Martin Scorsese calls for money for Scotland's film archive

Martin Scorsese Image copyright National Library of Scotland

Movie director Martin Scorsese has called for help to raise £250,000 for state-of-the-art technology to view and study Scotland's national film archive.

The Oscar winner is urging film lovers to help the campaign to raise the final instalment for the £450,000 project.

The National Library of Scotland's moving image archive will move to Glasgow's Kelvin Hall in the autumn.

Film producer Iain Smith, actors Brian Cox, Alan Cumming and Bill Paterson are also backing the campaign.

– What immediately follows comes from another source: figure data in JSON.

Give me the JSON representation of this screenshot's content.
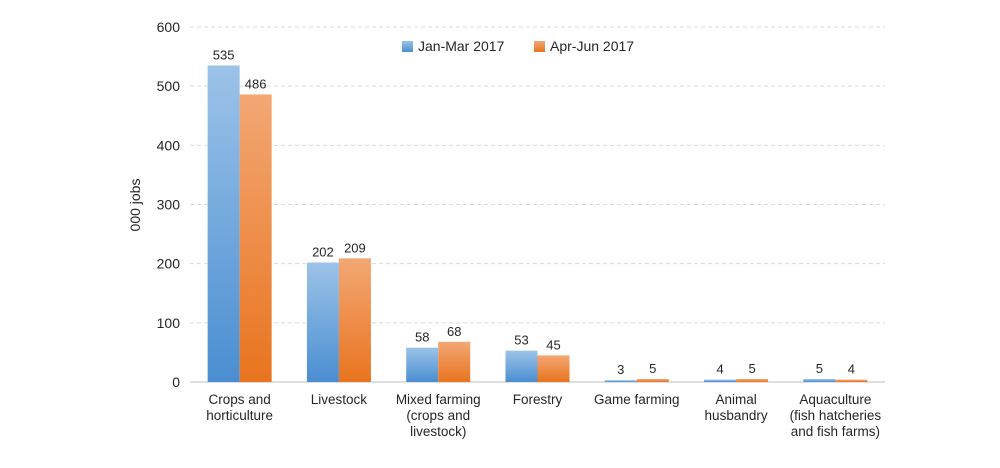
{
  "chart_data": {
    "type": "bar",
    "title": "",
    "xlabel": "",
    "ylabel": "000 jobs",
    "ylim": [
      0,
      600
    ],
    "yticks": [
      0,
      100,
      200,
      300,
      400,
      500,
      600
    ],
    "grid": true,
    "legend_position": "top",
    "categories": [
      [
        "Crops and",
        "horticulture"
      ],
      [
        "Livestock"
      ],
      [
        "Mixed farming",
        "(crops and",
        "livestock)"
      ],
      [
        "Forestry"
      ],
      [
        "Game farming"
      ],
      [
        "Animal",
        "husbandry"
      ],
      [
        "Aquaculture",
        "(fish hatcheries",
        "and fish farms)"
      ]
    ],
    "series": [
      {
        "name": "Jan-Mar 2017",
        "color": "#5b9bd5",
        "values": [
          535,
          202,
          58,
          53,
          3,
          4,
          5
        ]
      },
      {
        "name": "Apr-Jun 2017",
        "color": "#ed7d31",
        "values": [
          486,
          209,
          68,
          45,
          5,
          5,
          4
        ]
      }
    ]
  }
}
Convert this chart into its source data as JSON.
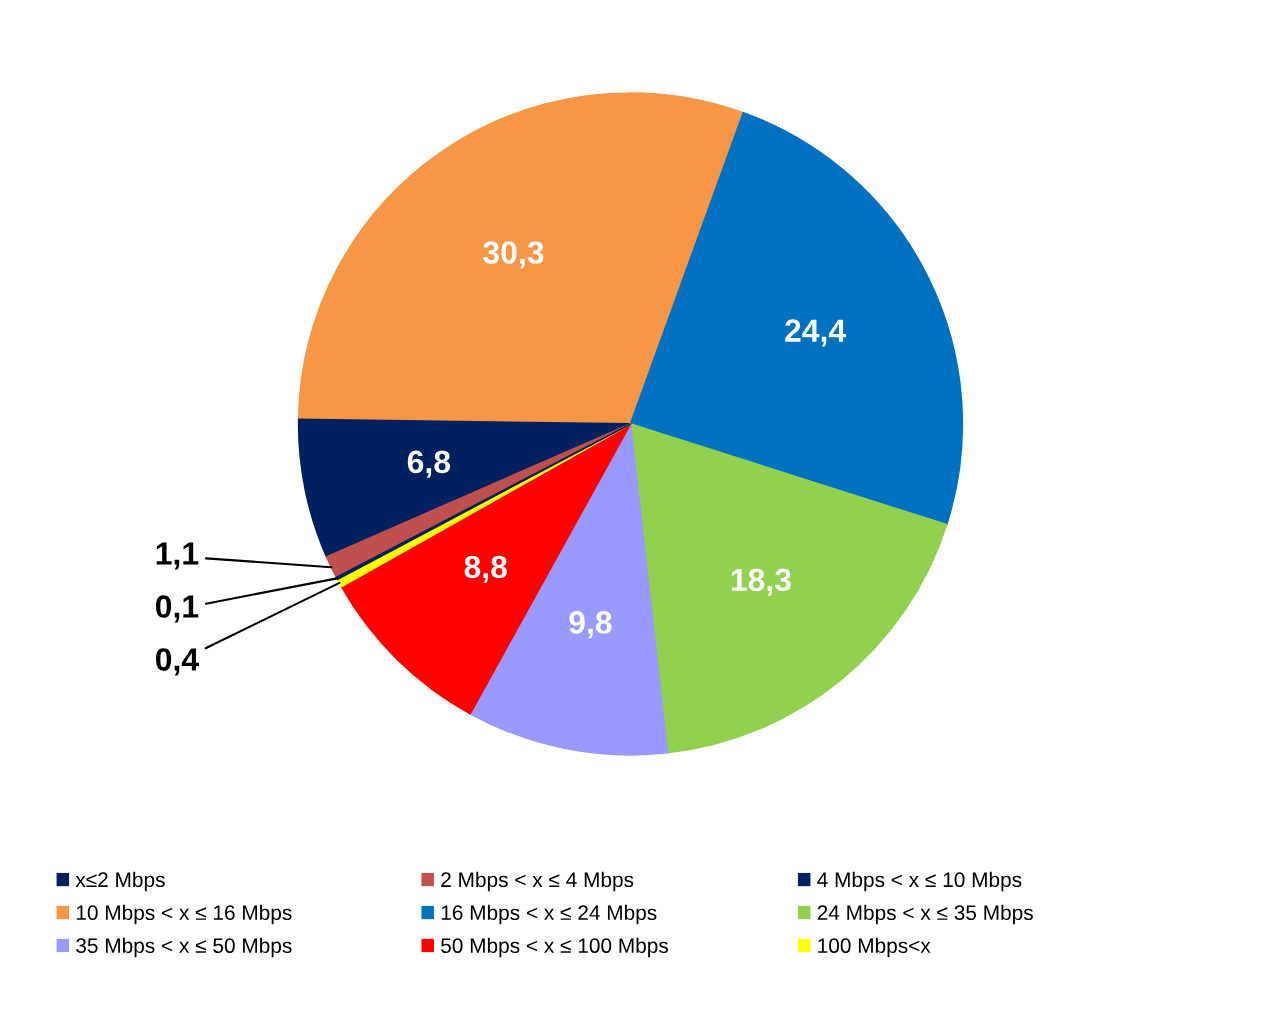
{
  "chart_data": {
    "type": "pie",
    "categories": [
      "x≤2 Mbps",
      "2 Mbps < x ≤ 4 Mbps",
      "4 Mbps < x ≤ 10 Mbps",
      "10 Mbps < x ≤ 16 Mbps",
      "16 Mbps < x ≤ 24 Mbps",
      "24 Mbps < x ≤ 35 Mbps",
      "35 Mbps < x ≤ 50 Mbps",
      "50 Mbps < x ≤ 100 Mbps",
      "100 Mbps<x"
    ],
    "values": [
      0.1,
      1.1,
      6.8,
      30.3,
      24.4,
      18.3,
      9.8,
      8.8,
      0.4
    ],
    "value_labels": [
      "0,1",
      "1,1",
      "6,8",
      "30,3",
      "24,4",
      "18,3",
      "9,8",
      "8,8",
      "0,4"
    ],
    "colors": [
      "#002060",
      "#c0504d",
      "#002060",
      "#f79646",
      "#0070c0",
      "#92d050",
      "#9999ff",
      "#ff0000",
      "#ffff00"
    ],
    "legend": "bottom"
  }
}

Mr Scorsese, who set up the World Cinema Foundation, said: "Moving image archives hold our common memory.

"For that reason, we need to care for them, and treasure them. That is our obligation. We owe it to future generations.

"Films shouldn't be locked away and neglected in a vault somewhere. They need to be protected and preserved, but they also need to be seen, studied, and enjoyed.

"I enthusiastically support the efforts to develop the Scottish Moving Image Archive, and I urge you all to support this vitally important initiative."

Viewing booths

Scotland's moving image archive is the national collection of amateur and professional films which reflect Scottish life, society, industry and culture from the 1890s to the present day. It holds over 46,000 items in total.

In the autumn it will move from its current home on an industrial estate at Hillington outside Glasgow to a purpose-built facility at the Kelvin Hall.

The central location in Scotland's largest city will make it easier for the public to visit and take advantage of the new facilities for exploring the archive.

The fundraising campaign will help to create improved viewing and learning areas including videowalls to showcase films, a public drop-in area, a curated content area, research space, viewing booths and manuscript consultation space.

There will also be a small cinema to "provide a high quality screening experience".

Visitors to the Kelvin Hall will also be able to access digital content from across the library's 24 million items and explore a permanent exhibition space.

Dr John Scally, National Library of Scotland librarian said: "The move to the Kelvin Hall will provide the perfect showcase for our moving image archive and for our wider digital collections.

"It is important to have such high profile endorsements for the developments we are planning. We will be working hard to raise the funds needed to make this into a memorable destination for visitors."